Als mythische Figur des ‚Abendlandes‘ verehrt, wird der Künstler in immer neue Formen, als Prometheus, Prophet, Genie oder Übermensch gepresst. Legenden des Künstlers gibt es also genug, die Kritik dieser kultisch verehrten Figur begann mit den Avantgarde-Bewegungen des 20. Jahrhunderts und erreichte, unterstützt von Roland Barthes „Tod des Autors“, seit den 1960er Jahren auch den Kunstbereich. Das neue Zauberwort hieß „Dekonstruktion“, die gesellschaftliche Erwartungen an die Figur des Künstlers zur Debatte stellte. Das Thema ist aktuell und eignet sich, ob seiner Materialfülle, für einen mehrteiligen Ausstellungszyklus, mit dem sich der Direktor der Nationalgalerie und Generaldirektor der Staatlichen Museen zu Berlin von diesen Position verabschiedet. Die zusammengewürfelte zehnteilige, auf fünf Berliner Museen verteilte, Ausstellungszyklus, kennt eine Überblicksausstellung „Unsterblich! Der Kult des Künstlers“ und er begann im Kupferstichkabinett (23.11.2008-24.2.2009) mit der Ausstellung „Disegno – Der Zeichner im Bild der Frühen Neuzeit“. Diese Ausstellung wird von einem, von Hein-Th. Schulze-Altcappenberg und Michael Thimann, Katalog begleitet, der, wie auch der Katalog zur Ausstellung in der Alten Nationalgalerie, „Im Tempel der Kunst“ (1.8.2008-18.1.2009) im Deutschen Kunstverlag erschien.

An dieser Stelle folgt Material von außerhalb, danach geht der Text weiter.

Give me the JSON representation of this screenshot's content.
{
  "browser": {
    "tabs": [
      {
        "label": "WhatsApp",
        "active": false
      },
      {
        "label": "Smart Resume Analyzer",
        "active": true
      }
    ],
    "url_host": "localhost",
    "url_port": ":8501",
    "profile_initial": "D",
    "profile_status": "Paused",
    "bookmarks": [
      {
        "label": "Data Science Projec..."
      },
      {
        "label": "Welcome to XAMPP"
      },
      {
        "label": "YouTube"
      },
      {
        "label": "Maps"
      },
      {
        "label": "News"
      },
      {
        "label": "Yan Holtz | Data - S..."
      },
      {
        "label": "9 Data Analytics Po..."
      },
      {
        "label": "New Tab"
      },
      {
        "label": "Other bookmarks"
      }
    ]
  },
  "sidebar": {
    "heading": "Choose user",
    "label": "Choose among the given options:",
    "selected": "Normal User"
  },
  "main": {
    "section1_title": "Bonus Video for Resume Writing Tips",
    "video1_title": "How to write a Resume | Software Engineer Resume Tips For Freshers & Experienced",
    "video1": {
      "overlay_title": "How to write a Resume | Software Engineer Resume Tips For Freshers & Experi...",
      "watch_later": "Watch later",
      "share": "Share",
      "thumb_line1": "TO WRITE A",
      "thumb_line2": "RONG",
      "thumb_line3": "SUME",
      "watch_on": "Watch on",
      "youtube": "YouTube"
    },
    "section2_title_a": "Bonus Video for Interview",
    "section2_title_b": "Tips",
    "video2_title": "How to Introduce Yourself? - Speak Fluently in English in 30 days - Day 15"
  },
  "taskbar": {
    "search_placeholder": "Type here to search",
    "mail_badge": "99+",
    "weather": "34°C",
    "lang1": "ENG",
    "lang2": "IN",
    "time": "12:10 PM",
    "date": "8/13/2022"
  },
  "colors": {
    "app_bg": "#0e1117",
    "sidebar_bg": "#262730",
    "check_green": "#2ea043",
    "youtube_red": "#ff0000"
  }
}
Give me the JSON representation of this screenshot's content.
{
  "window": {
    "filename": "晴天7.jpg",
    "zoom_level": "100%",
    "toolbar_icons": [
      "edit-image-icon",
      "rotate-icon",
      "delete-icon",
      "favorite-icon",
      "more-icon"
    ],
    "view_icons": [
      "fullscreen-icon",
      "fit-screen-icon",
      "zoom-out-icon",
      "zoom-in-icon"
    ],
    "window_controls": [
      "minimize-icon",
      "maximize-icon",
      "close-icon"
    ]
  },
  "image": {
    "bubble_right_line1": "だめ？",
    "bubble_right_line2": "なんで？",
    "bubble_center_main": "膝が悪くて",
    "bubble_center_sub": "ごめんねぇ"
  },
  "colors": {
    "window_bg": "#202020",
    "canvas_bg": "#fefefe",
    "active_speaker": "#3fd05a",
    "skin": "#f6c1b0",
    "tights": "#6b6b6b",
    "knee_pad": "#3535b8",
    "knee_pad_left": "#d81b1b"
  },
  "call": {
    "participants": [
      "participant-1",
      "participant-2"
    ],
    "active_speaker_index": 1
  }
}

Die Kunst der Zeichnung in Italien: Disegno

Abgesehen davon, dass Vasari mit dem in seinen „Viten“ erarbeiteten „Who is Who“ der italienischen Renaissance, das 159 Biographien von Künstlern, die vom 14. bis 16. Jahrhundert lebten, zum Vater der modernen Kunstgeschichte avancierte, erklärt er die Zeichnung zur Grundlage aller Künste. Das Zeichnen, so Michael Thimann im Katalog „Disegno“, wurde durch Vasari „für die Geschichte der Wissenschaft zugänglich“. Der Bildproduktion werde damit, so Thimann weiter, zu „intellektueller Dignität“ verholfen. Vasari habe den Begriff des disegno zweifach verwendet, als intellektuelle Hervorbringung und materielle Zeichnung. In dem sehr informativen Katalogtext stellt Thimann deutlich den Bruch im Denken in der Frühen Neuzeit, als Ablösung von der platonischen Ideenlehre und metaphysischer Spekulation, heraus, da mit ihm die Ideen, der geistige Entwurf, ins Individuum verlegt werde. Vor Vasari allerdings gab es, mit Leonardo da Vinci und Leon Battista Alberti in „De Pictura“, Vorarbeiter, die den Primat der Zeichnung erklärten, der ein ästhetischer Eigenwert zukomme. Das disegno wurde mit diesen Interventionen zum „Zentralbegriff der italienischen Kunsttheorie“ ausgebaut.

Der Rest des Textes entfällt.